7. The grammar of stance in early eighteen- century English epistolary language - Fitzmaurice, S.

This article is difficulty to summarize, as it contains a lot of various and detailed information. It is an in-depth study of the grammar of stance constructions in early modern English. The corpus consists of a set of letters from a group of eight men and six women associated with the essayist and diplomat, Joseph Addison. This allows to study the evolution of the grammar of stance during the beginning of the eighteen-century. A detailed linguistic analysis is presented, with many examples and figures about the number of lexical or modal verbs used in stance constructions.

8. Great vs. lovely: Stance differences in American and British English - Precht, K.

This study compares the frequencies of stance markers in British and American conversations. A specialized automatic software, StanceSearch, is used to find out and generate frequencies figures for stance markers. Stance markers are found in various part of speech (lexical verb, adverbial, adjectival, noun, modal verb), and correspond to four main semantic categories: affect, evidentiality, amount, modality. There is a strong relationship between part of speech and semantic category which is found both in British and American English. The difference between the two dialects is more a question of subtle lexical differences, than of grammatical format.

9. ''What's in a name?'' Vocatives in casual conversations and radio phone-in-calls - McCarthy, M. J. & O'Keeffe, A.

This article is concerned with vocatives and compare a corpus of conversation with family and friends and a corpus of radio phone-in programmes. For the conversation corpora, vocatives terms were found automatically whereas the corpus of radio was processed manually. All vocatives are classified into several categories: relational, topic manage, badinage, mitigator, turn manage, summons, and call manage. Each of the categories is analysed in turn for each corpus and a comparison between the corpora is made. The analysis is closely detailed with many examples and shows quantitative differences between the two situations.

10. Turn initiators in spoken English: A corpus- based approach to interaction and grammar - Tao, H.

This analysis bears strictly on the first word of a turn in a dialog, as this word is necessarily a good candidate for turn management. This is assuredly a very restrictive definition of turn initiators (as it is pointed out by the author himself), however, this allows to realize a fully automatic analysis of any type of corpus. It appears that turn initiators are overwhelmingly lexical and that just the 20 most frequent forms make up 60% of the turn initiators. Some terms are highly specific to turn initiation (as they are encountered nearly only in this context) whereas other terms are used more often in other sentence positions. A detailed functional analysis of the different types of turn initiators is presented.

11. Situational variation in intonational strategies - Yaeger-Dror, M., Hall-Lew, L. & Deckert, S.

This article focused once again on oral language only. It is based on three different corpora.
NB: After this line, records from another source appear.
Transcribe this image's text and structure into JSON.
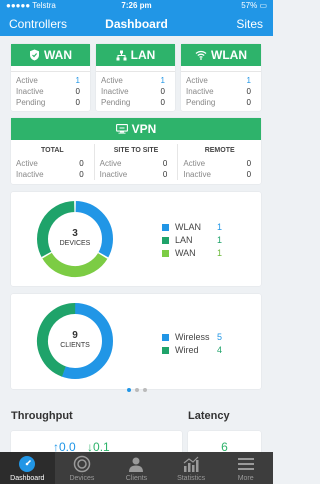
{
  "status_bar": {
    "carrier": "●●●●● Telstra",
    "time": "7:26 pm",
    "battery": "57%"
  },
  "nav": {
    "left": "Controllers",
    "title": "Dashboard",
    "right": "Sites"
  },
  "wan": {
    "title": "WAN",
    "rows": [
      {
        "label": "Active",
        "value": "1"
      },
      {
        "label": "Inactive",
        "value": "0"
      },
      {
        "label": "Pending",
        "value": "0"
      }
    ]
  },
  "lan": {
    "title": "LAN",
    "rows": [
      {
        "label": "Active",
        "value": "1"
      },
      {
        "label": "Inactive",
        "value": "0"
      },
      {
        "label": "Pending",
        "value": "0"
      }
    ]
  },
  "wlan": {
    "title": "WLAN",
    "rows": [
      {
        "label": "Active",
        "value": "1"
      },
      {
        "label": "Inactive",
        "value": "0"
      },
      {
        "label": "Pending",
        "value": "0"
      }
    ]
  },
  "vpn": {
    "title": "VPN",
    "columns": [
      {
        "heading": "TOTAL",
        "rows": [
          {
            "label": "Active",
            "value": "0"
          },
          {
            "label": "Inactive",
            "value": "0"
          }
        ]
      },
      {
        "heading": "SITE TO SITE",
        "rows": [
          {
            "label": "Active",
            "value": "0"
          },
          {
            "label": "Inactive",
            "value": "0"
          }
        ]
      },
      {
        "heading": "REMOTE",
        "rows": [
          {
            "label": "Active",
            "value": "0"
          },
          {
            "label": "Inactive",
            "value": "0"
          }
        ]
      }
    ]
  },
  "devices": {
    "count": "3",
    "label": "DEVICES",
    "legend": [
      {
        "name": "WLAN",
        "value": "1",
        "color": "#2196e6"
      },
      {
        "name": "LAN",
        "value": "1",
        "color": "#1fa36a"
      },
      {
        "name": "WAN",
        "value": "1",
        "color": "#7ccc44"
      }
    ]
  },
  "clients": {
    "count": "9",
    "label": "CLIENTS",
    "legend": [
      {
        "name": "Wireless",
        "value": "5",
        "color": "#2196e6"
      },
      {
        "name": "Wired",
        "value": "4",
        "color": "#1fa36a"
      }
    ]
  },
  "sections": {
    "throughput": "Throughput",
    "latency": "Latency",
    "throughput_up": "0.0",
    "throughput_down": "0.1",
    "latency_value": "6"
  },
  "tabs": [
    {
      "label": "Dashboard",
      "icon": "dashboard-icon"
    },
    {
      "label": "Devices",
      "icon": "devices-icon"
    },
    {
      "label": "Clients",
      "icon": "clients-icon"
    },
    {
      "label": "Statistics",
      "icon": "statistics-icon"
    },
    {
      "label": "More",
      "icon": "more-icon"
    }
  ],
  "colors": {
    "accent": "#2196e6",
    "green": "#2eb36b",
    "dark_green": "#1fa36a",
    "light_green": "#7ccc44"
  }
}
It focuses on the intonational characteristics of negatives. The pitch of each negation that figures in a declarative sentence was classified, as well as relevant environmental prosodic information, turn stance and footing (informative, supportive, remedial, self- correcting, self-protecting, and hedge). As this manual procedure is very time consuming, the number of elements tagged is limited. The authors find that there are variation of pitch with register. They also found that not all negations have a prominent pitch. This is true for purely informative negations, but more than 80% of all negations in interactive situations carry no pitch accent at all. The authors suggest that the principles at work in choosing the pitch are social more than cognitive.
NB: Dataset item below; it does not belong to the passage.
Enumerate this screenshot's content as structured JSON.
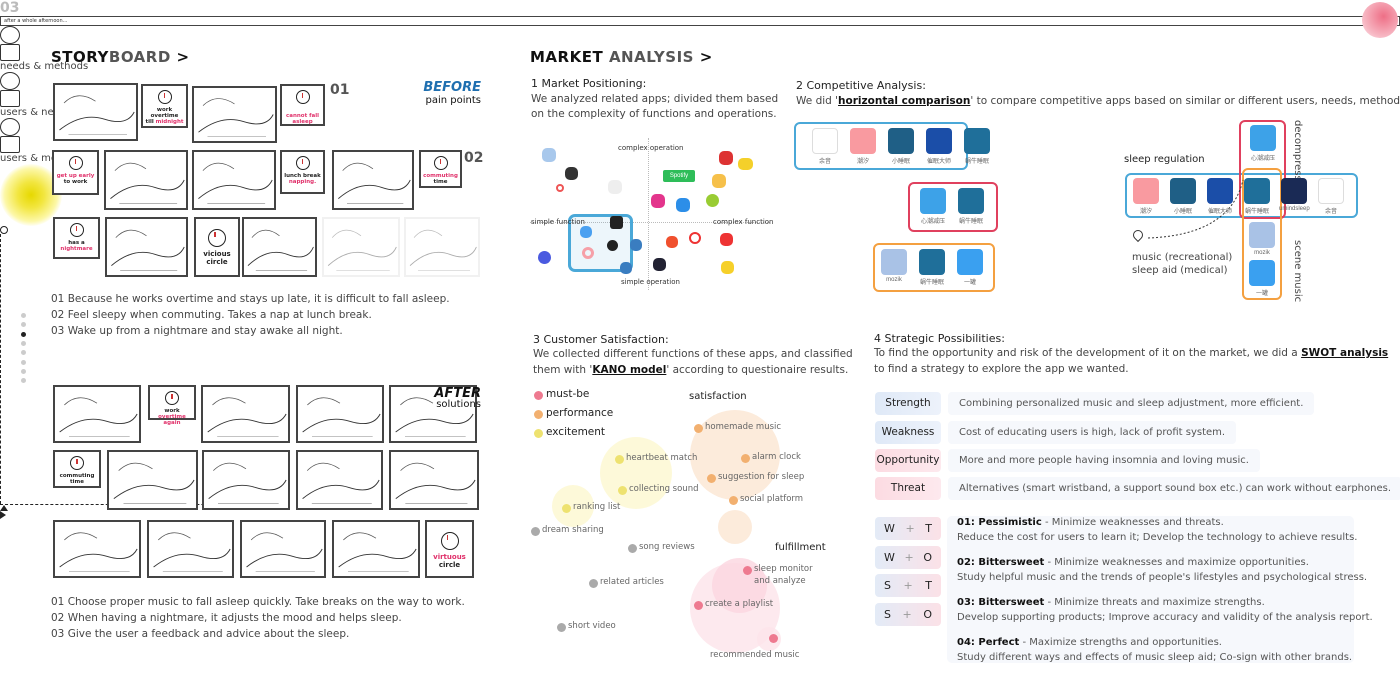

12. On the radical difference between the subject personal pronouns in written and spoken European French - Fonseca-Greber, B. & Waugh, L. R.

This is unfortunately the only article that does not use English language corpora. French is a well suited language for comparing written and oral language as they are a lot of differences between the two. Many grammatical features are marked in written format but are not pronounced aloud, with the exception of irregular forms. The use of verb tense is also different in written and oral French language. However, the authors focus on a less-known difference which is the use of subject personal pronouns. They show that the first person plural pronoun has changed with regard to the traditional written format, and that the second person singular pronoun has acquired a new use (impersonal register). The sole problem with this study is that no corpus is used for statistics in written language and it remains to demonstrate that the evolution that happened for oral language has not also happened for written language, as norms computed using real -and recent- corpora can be quite different from the traditional grammatical norms.
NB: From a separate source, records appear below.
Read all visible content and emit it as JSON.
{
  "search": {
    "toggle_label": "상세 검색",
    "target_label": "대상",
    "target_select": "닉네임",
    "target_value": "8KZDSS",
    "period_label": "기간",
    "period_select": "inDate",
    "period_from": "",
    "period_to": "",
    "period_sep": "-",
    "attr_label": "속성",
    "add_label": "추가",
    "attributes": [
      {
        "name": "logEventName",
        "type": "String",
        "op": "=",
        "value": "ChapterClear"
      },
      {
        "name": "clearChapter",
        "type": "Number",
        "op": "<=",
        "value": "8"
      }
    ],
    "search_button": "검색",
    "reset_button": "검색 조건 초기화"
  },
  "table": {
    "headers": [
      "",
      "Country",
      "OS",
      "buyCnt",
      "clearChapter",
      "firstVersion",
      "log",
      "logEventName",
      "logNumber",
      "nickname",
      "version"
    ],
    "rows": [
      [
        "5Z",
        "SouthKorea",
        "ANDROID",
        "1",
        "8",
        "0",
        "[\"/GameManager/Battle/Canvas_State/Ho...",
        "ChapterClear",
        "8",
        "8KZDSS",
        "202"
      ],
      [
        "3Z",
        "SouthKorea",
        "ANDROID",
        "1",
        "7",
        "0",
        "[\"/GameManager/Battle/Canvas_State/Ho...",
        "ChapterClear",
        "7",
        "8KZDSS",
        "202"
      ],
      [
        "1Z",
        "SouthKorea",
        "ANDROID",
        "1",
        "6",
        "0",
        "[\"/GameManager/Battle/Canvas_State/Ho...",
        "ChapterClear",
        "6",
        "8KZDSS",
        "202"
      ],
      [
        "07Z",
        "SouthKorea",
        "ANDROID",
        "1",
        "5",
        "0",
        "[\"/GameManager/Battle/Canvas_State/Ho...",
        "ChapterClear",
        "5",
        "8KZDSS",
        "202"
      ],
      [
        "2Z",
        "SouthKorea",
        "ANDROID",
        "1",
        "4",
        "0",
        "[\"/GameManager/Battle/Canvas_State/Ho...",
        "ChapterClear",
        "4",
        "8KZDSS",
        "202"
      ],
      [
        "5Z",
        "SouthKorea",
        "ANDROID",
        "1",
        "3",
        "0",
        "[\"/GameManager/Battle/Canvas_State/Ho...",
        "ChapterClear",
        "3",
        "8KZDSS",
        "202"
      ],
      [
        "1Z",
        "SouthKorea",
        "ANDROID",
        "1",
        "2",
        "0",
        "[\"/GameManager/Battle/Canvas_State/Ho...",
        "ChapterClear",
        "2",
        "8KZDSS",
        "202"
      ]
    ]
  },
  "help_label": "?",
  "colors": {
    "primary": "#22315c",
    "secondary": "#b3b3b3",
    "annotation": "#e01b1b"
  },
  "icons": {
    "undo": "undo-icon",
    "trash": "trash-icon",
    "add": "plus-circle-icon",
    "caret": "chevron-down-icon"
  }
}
13. The world wide web as linguistic corpus - Meyer, C., Grabowski, R. Han, H.-Y., Mantzouranis, K. & Moses, S.

This article makes a thorough evaluation of how it is possible to use the world wide web as a linguistic corpus. First, the authors stress that it is not possible to know its exact size, so that exact frequencies are difficult to compute. It appears that half of the web is in English and that most of the material has commercial content. They describe how it is possible to use search engines to make lexical analyses of the corpus, as well as to find polysemous lexical items or syntactic constructions. They conclude that, although it is highly difficult to control the nature of the information, valuable linguistic data can be extracted from the world wide web.

14. Corpus linguistics and second language acquisition: Rules and frequency in the acquisition of English multiple wh-questions - Bley- Vroman, R.

This work uses a mixture of corpus analysis procedure and psycholinguistic experimentation to demonstrate that the knowledge of native speakers of English is different in nature from the knowledge of second language learners. The principle of the demonstration is that the performances of the second language learners parallel frequency of occurrences of syntactic forms, whereas this is not the case for the first language learners. The demonstration appears correct at first sight, but the authors themselves point out that some of the results are contradictory. Also, they do not try to evaluate whether the frequencies encountered by native speakers match those of non-native speakers, which, it seems to me, is necessary to confirm before drawing any definite conclusion from the study.

15. Comparing alternate complements of object control verbs: Evidence from the bank of English corpus - Rudanko, J.

The final study demonstrates that two verbs that appear quite similar ('pressure' and 'prevent') can be differentiated after corpus analysis. It appears that the constructions used by English speakers tend to be lexically determined, despite the fact that there is no grammatical reason for this tendency. Also, a comparison between British English and American English shows that constructions differ in the two dialects. This results would be very difficult to obtain without corpus data.

CONCLUSION

The average quality of the articles is very good. Each reader of the book will have different favourite papers, depending on her favourite interests. As someone that uses corpus analysis in his own research, I have found a lot of interesting elements that I may use in my future work.

This book is not for beginners at all. It is very dense and there is no introduction that explains the methods and goals of corpus linguistics. This limits the readership of the book to specialists in the field or advanced students. However, these persons will probably find the book very good. It covers a lot of approaches and themes, and it is of high scientific value. The general presentation of the book is good and the editors did a very good job in harmonizing the presentation of the different articles. I only wish that they had provided the reader with a real introduction to corpus linguistics. I think this would have made the book more interesting to general linguistic readership. My other regret is that, on the fifteen articles, one only is not about the English language. It would have been nice to see corpus linguistics done in flexional languages, or to try to quantify differences between languages. I guess that this was not an editors' choice but a consequence of the material they had to work with. I can only hope that such a book will promote the use of corpus linguistic in all fields of language research and in all languages.

REFERENCES

Biber, D. (1988). Variation across speech and writting. Cambridge: Cambridge University Press.

Halliday, M. A. K. (1978). Language as social semiotic: The social interpretation of language and meaning. London: Arnold.

ABOUT THE REVIEWER

My main research interests are in language development. my main work is on the initial development of syntax (children aged one to four). The tools I use include computer simulation as well as psycholinguistic experiment. I work with children with language disorders as well as normally-developing children.